• High error rate points to ‘systemic’ problem at CMS

    Editor’s Note:  The massive error rates at CMS demonstrate the need for increased White House oversight of the agency’s operations.

    From:  HME News

    ‘If I was Medicare, this would be embarrassing’

    By Theresa Flaherty, Managing Editor

    BALTIMORE – CMS’s announcement last week of a 61% improper payment rate for home medical equipment points to the need for the agency to take a closer look at its own policies and procedures, say HME industry stakeholders.
     
    “It points to a systemic problem,” said Walt Gorski, vice president of government affairs for AAHomecare. “If 61% of the class is failing, you need to look at the teacher.”
     
    Other claims types, like inpatient hospital and physician/lab/ambulance, have error rates in the single digits.

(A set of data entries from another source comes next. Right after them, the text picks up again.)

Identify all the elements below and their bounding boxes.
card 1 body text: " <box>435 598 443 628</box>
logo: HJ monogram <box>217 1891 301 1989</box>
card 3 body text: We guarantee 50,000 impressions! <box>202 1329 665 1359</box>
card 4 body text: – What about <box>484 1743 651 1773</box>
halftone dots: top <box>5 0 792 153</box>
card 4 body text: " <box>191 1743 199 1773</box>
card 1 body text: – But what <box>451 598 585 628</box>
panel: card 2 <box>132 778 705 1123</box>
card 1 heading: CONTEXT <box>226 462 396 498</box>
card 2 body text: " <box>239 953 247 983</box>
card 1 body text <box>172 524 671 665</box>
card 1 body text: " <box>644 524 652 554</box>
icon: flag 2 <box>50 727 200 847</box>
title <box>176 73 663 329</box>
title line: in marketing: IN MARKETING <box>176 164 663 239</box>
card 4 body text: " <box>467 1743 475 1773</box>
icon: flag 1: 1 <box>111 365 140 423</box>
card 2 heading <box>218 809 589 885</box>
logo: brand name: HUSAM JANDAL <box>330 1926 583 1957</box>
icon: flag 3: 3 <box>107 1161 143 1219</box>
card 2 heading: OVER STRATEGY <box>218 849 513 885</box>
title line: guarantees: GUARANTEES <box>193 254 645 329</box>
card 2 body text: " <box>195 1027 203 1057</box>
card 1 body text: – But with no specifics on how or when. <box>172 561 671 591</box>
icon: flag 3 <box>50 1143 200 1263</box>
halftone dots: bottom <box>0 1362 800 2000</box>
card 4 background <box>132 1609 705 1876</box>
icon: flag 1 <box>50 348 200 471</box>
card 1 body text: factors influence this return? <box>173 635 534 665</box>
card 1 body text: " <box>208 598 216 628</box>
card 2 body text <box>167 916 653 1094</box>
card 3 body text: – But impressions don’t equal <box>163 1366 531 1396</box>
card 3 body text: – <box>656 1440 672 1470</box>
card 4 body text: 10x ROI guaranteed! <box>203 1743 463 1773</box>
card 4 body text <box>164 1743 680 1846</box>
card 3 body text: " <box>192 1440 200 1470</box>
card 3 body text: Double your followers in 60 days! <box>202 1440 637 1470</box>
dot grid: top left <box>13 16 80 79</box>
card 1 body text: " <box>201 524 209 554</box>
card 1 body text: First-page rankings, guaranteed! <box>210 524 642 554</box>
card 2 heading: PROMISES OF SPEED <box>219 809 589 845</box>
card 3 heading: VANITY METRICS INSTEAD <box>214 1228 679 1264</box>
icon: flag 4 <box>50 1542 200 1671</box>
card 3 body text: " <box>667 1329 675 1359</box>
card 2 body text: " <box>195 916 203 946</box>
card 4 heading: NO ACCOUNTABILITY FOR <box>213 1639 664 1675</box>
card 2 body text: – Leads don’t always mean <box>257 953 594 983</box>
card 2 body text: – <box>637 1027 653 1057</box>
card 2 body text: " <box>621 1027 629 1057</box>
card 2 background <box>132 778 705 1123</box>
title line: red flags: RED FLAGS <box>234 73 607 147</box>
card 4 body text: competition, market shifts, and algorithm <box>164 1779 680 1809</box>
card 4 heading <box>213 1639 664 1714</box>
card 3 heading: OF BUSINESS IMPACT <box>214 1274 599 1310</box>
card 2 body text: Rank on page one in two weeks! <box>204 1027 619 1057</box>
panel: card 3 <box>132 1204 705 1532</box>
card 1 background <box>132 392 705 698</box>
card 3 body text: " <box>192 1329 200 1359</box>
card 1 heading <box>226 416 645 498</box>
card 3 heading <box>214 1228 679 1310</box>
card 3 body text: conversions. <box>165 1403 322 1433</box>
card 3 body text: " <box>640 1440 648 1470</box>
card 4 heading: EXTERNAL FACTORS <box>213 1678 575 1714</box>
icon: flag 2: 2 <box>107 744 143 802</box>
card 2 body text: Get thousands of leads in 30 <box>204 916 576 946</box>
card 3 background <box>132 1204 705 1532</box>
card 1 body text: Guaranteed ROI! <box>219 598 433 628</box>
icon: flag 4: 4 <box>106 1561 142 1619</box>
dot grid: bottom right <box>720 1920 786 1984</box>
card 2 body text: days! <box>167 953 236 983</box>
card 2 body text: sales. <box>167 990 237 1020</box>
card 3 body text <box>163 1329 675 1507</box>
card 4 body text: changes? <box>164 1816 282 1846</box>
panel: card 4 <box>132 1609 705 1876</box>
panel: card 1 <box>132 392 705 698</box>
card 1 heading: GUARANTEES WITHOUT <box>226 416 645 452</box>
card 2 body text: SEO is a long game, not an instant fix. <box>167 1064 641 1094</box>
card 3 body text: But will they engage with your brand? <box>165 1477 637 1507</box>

The overall error rate for Medicare fee-for-service is 8.6%.
     
    There are several key factors pushing the error rate for HME so high, say stakeholders. Chief among them: unclear and inconsistent medical policy.
     
    “Suppliers are filing claims based on the requirements that are set by Medicare,” said Wayne Stanfield, president and CEO of NAIMES. “Is it so convoluted and overburdensome that no one can get it right? If I was Medicare, this would be embarrassing.”
     
    Adding to the problem: Providers are dependent upon physician documentation.
     
    “Not only do we have to make sure our documentation is in order, but make sure the physician’s is, too,” said Gorski. “If you are not going to hold physicians accountable, you are not going to effect change.”
     
    Gorski also pointed out that auditors have too much free rein when it comes to interpreting coverage policy.
     
    “Policies are subject to auditor interpretation,” he said. “Sixty-one percent of the time, federal auditors are overruling the clinical decision making of physicians.”
     
    CMS last week also announced a three-year demonstration project to expand prepay reviews by Recovery Audit Contractors (RACs). Under the demo, auditors will identify improper claims before payment is made. They will be paid contingency fees from the money CMS saves by denying improper claims.
     
    “AAHomecare has made a number of recommendations to prevent bad claims from being paid at the outset,” said Gorski. “But if you allow independent contractors to get a piece (of the Medicare pie), that is only going to hurt the providers and, in turn, the beneficiaries.”